Differential Item Functioning (DIF) Analysis
A DIF analysis of the individual measures of the DRDP (2015) is an important step in assuring that the instrument works for children with IFSPs and IEPs. A DIF analysis will identify whether the instrument exhibits a measurement bias for children with a particular type of disability and should be revised.

Universal Design

“Universal Design” refers to the development of assessments that are appropriate for all children to the greatest extent possible. Universal Design enables children the opportunity to demonstrate their knowledge and skills in a variety of ways. All young children are entitled access to, and meaningful participation in age-appropriate, individually-appropriate, and culturally-appropriate early childhood curricula and assessments. Universal design was incorporated into the DRDP (2015) in a many ways, including these components of the measures:

  • The language of each measure was written to include any communication modes and means of expression used
  • The measure definitions were written to include any communication mode or means of expression, e.g., “LLD 2: Responsiveness to Language: Child communicates or acts in response to language and responds to increasingly complex language”
  • The measure descriptors illustrate a variety of behaviors that could be observed, e.g., “LLD 5: participates, from beginning to end, in listening to stories...”
  • The measure examples include a variety of ways that a child might demonstrate a descriptor, e.g., “SED 2: Points to ‘angry’ picture on emotion chart while looking at a peer” and the examples listed are not the only ways a child might demonstrate mastery of a skill
  • The earliest levels of each measure were designed to capture the progress of the greatest number of children

Teachers and service providers support children’s access, participation, and engagement in the curriculum by providing learning opportunities, materials, and teaching strategies in flexible and individualized ways and through a variety of learning modalities. They support the universal design of the DRDP (2015) as they consider the various ways young children can demonstrate knowledge or skills that reflect mastery of a developmental level.

The Use of Adaptations

Adaptations are changes in the environment or differences in observed behavior that allow children with IFSPs or IEPs to demonstrate their knowledge and skills in typical environments.

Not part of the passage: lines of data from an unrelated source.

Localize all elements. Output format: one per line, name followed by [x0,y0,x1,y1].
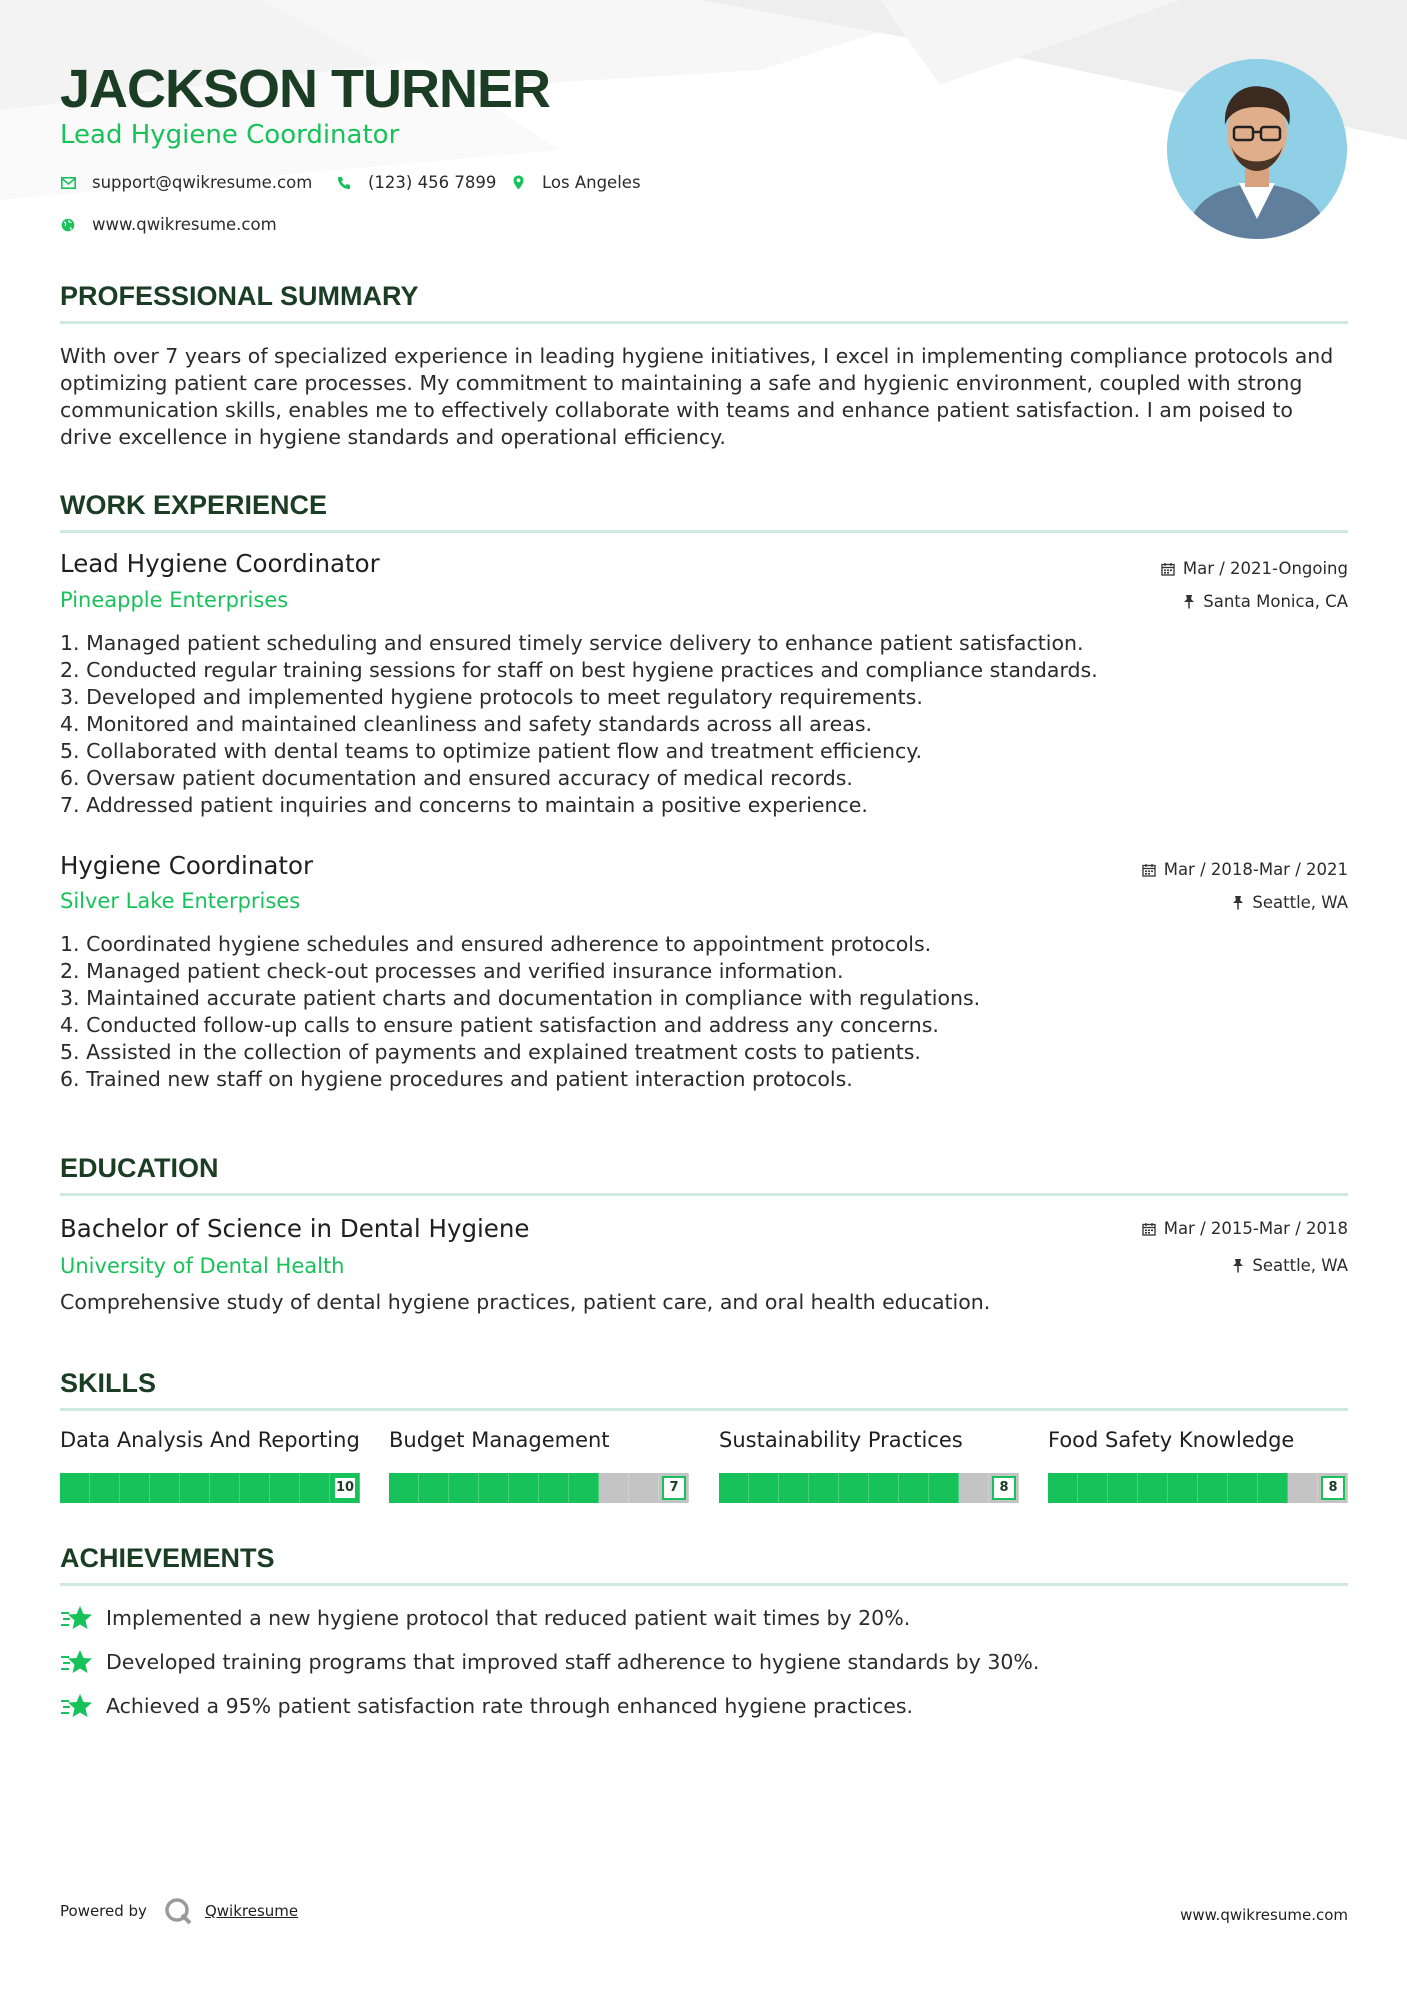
achievement-text: Developed training programs that improved staff adherence to hygiene standards by 30%. [106,1650,1040,1674]
job-dates [1161,559,1348,578]
footer-powered-by [60,1896,298,1926]
experience-heading: WORK EXPERIENCE [60,490,328,520]
location-text: Santa Monica, CA [1203,592,1348,611]
job-responsibilities [60,931,980,1093]
star-icon [60,1692,94,1720]
achievement-text: Implemented a new hygiene protocol that reduced patient wait times by 20%. [106,1606,911,1630]
list-item: 7. Addressed patient inquiries and concerns to maintain a positive experience. [60,793,868,817]
location-text: Seattle, WA [1252,893,1348,912]
dates-text: Mar / 2015-Mar / 2018 [1163,1219,1348,1238]
contact-email [60,173,312,192]
star-icon [60,1648,94,1676]
skill-item [719,1428,1019,1495]
footer-website[interactable]: www.qwikresume.com [1180,1906,1348,1924]
list-item: 4. Monitored and maintained cleanliness and safety standards across all areas. [60,712,873,736]
job-company: Silver Lake Enterprises [60,889,301,913]
contact-website [60,215,277,234]
skill-item [389,1428,689,1495]
globe-icon [60,217,76,233]
dates-text: Mar / 2018-Mar / 2021 [1163,860,1348,879]
phone-icon [336,175,352,191]
location-text: Seattle, WA [1252,1256,1348,1275]
list-item: 3. Developed and implemented hygiene protocols to meet regulatory requirements. [60,685,923,709]
skill-item [1048,1428,1348,1495]
pushpin-icon [1232,1258,1244,1273]
school-name: University of Dental Health [60,1254,345,1278]
achievement-item [60,1648,1039,1676]
education-location [1232,1256,1348,1275]
job-dates [1142,860,1348,879]
skill-bar [60,1473,360,1503]
job-title: Lead Hygiene Coordinator [60,549,380,578]
skill-level: 8 [1321,1476,1345,1500]
achievement-item [60,1604,910,1632]
skill-name: Data Analysis And Reporting [60,1428,360,1452]
achievements-heading: ACHIEVEMENTS [60,1543,275,1573]
job-title: Hygiene Coordinator [60,851,314,880]
list-item: 2. Conducted regular training sessions for staff on best hygiene practices and compliance standards. [60,658,1098,682]
section-divider [60,1193,1348,1196]
list-item: 5. Assisted in the collection of payments and explained treatment costs to patients. [60,1040,921,1064]
list-item: 5. Collaborated with dental teams to optimize patient flow and treatment efficiency. [60,739,923,763]
star-icon [60,1604,94,1632]
profile-photo [1167,59,1347,239]
list-item: 1. Managed patient scheduling and ensured timely service delivery to enhance patient satisfaction. [60,631,1084,655]
contact-phone [336,173,496,192]
candidate-name: JACKSON TURNER [60,59,551,119]
education-description: Comprehensive study of dental hygiene practices, patient care, and oral health education. [60,1290,991,1314]
list-item: 4. Conducted follow-up calls to ensure patient satisfaction and address any concerns. [60,1013,939,1037]
list-item: 2. Managed patient check-out processes and verified insurance information. [60,959,844,983]
skill-bar [719,1473,1019,1503]
summary-line: optimizing patient care processes. My commitment to maintaining a safe and hygienic environment, coupled with strong [60,371,1303,395]
education-dates [1142,1219,1348,1238]
section-divider [60,1408,1348,1411]
section-divider [60,1583,1348,1586]
achievement-item [60,1692,913,1720]
powered-by-label: Powered by [60,1902,147,1920]
contact-location [510,173,641,192]
skill-name: Sustainability Practices [719,1428,963,1452]
list-item: 1. Coordinated hygiene schedules and ensured adherence to appointment protocols. [60,932,932,956]
dates-text: Mar / 2021-Ongoing [1182,559,1348,578]
skill-bar [1048,1473,1348,1503]
job-location [1183,592,1348,611]
list-item: 6. Oversaw patient documentation and ensured accuracy of medical records. [60,766,853,790]
summary-heading: PROFESSIONAL SUMMARY [60,281,419,311]
section-divider [60,321,1348,324]
phone-text: (123) 456 7899 [368,173,497,192]
email-text: support@qwikresume.com [92,173,313,192]
skills-heading: SKILLS [60,1368,157,1398]
candidate-title: Lead Hygiene Coordinator [60,120,400,150]
skill-bar [389,1473,689,1503]
location-text: Los Angeles [542,173,641,192]
summary-line: drive excellence in hygiene standards and operational efficiency. [60,425,726,449]
skill-item [60,1428,360,1495]
list-item: 3. Maintained accurate patient charts and documentation in compliance with regulations. [60,986,981,1010]
pushpin-icon [1232,895,1244,910]
job-company: Pineapple Enterprises [60,588,289,612]
section-divider [60,530,1348,533]
calendar-icon [1142,863,1156,877]
job-responsibilities [60,630,1098,819]
degree-title: Bachelor of Science in Dental Hygiene [60,1214,530,1243]
skill-name: Budget Management [389,1428,610,1452]
skill-name: Food Safety Knowledge [1048,1428,1295,1452]
qwikresume-logo-icon [163,1896,193,1926]
job-location [1232,893,1348,912]
skill-level: 7 [662,1476,686,1500]
pushpin-icon [1183,594,1195,609]
website-text: www.qwikresume.com [92,215,277,234]
calendar-icon [1142,1222,1156,1236]
skill-level: 8 [992,1476,1016,1500]
skill-level: 10 [333,1476,357,1500]
education-heading: EDUCATION [60,1153,219,1183]
summary-line: communication skills, enables me to effectively collaborate with teams and enhance patient satisfaction. I am poised to [60,398,1293,422]
map-pin-icon [510,175,526,191]
achievement-text: Achieved a 95% patient satisfaction rate through enhanced hygiene practices. [106,1694,914,1718]
envelope-icon [60,175,76,191]
summary-text [60,343,1348,451]
summary-line: With over 7 years of specialized experience in leading hygiene initiatives, I excel in implementing compliance protocols and [60,344,1334,368]
qwikresume-link[interactable]: Qwikresume [204,1902,299,1920]
calendar-icon [1161,562,1175,576]
list-item: 6. Trained new staff on hygiene procedures and patient interaction protocols. [60,1067,853,1091]
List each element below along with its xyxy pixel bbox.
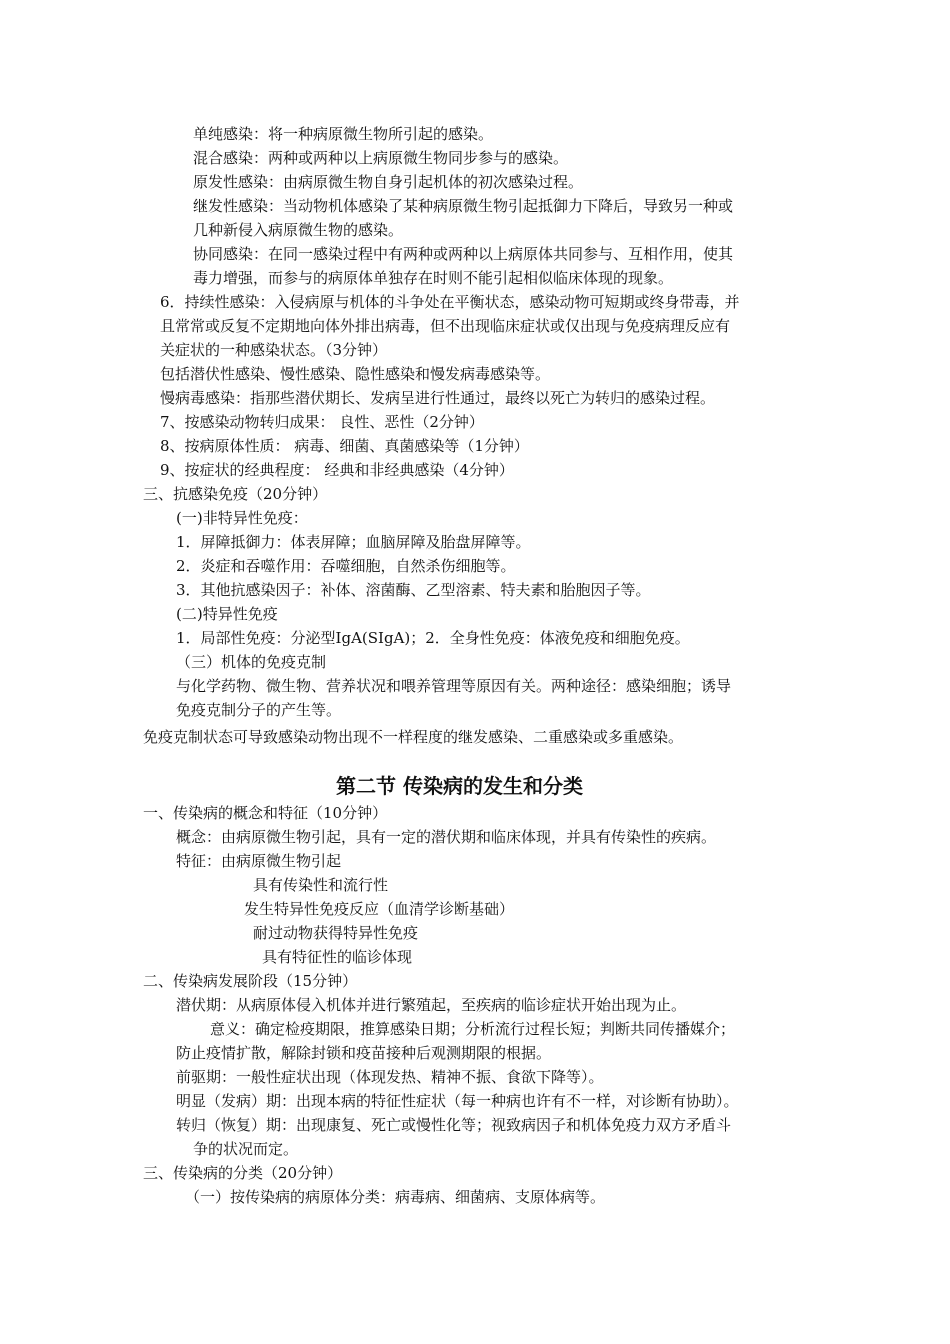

The adaptations used with the DRDP (2015) have been developed so that the assessment will more accurately measure a child’s abilities rather than the impact of a child’s disability.

The Seven Categories of Adaptations

Seven broad categories of adaptations have been identified for children with IFSPs and IEPs to include when the DRDP (2015) is conducted.

  1. Augmentative or Alternative Communication System: Methods of communication other than speech that allow a child who is unable to use spoken language to communicate with others.
  2. Alternative Mode for Written Language: Methods of reading or writing used by a child who cannot see well enough to read or write or cannot hold and manipulate a writing utensil (e.g., pencil, pen) well enough to produce written symbols.
  3. Visual Support: Adjustments to the environment that provide additional information to a child who has limited or reduced visual input.
  4. Assistive Equipment or Device: Tools that make it possible or easier for a child to perform a task.
  5. Functional Positioning: Strategic positioning and postural support that allow a child to have increased control of his body.
  6. Sensory Support: Increasing or decreasing sensory input to facilitate a child’s attention and interaction in the environment.
  7. Alternative Response Mode The form of a child’s behavior may differ from typical development (such as avoiding looking at people while speaking to them) but still be rated as demonstrating mastery. This adaptation allows for differences in the child’s behavior rather than modifications to the environment.

Adaptations are included in a number of the examples used in the DRDP (2015), such as:

  1. Races to the fence and back several times, while using a mobility device (e.g., walker, crutches, wheelchair).
  2. Lies prone on a scooter board and uses hands to push self around the room.
  3. Uses a communication device to express, “I feel sleepy when it gets dark.”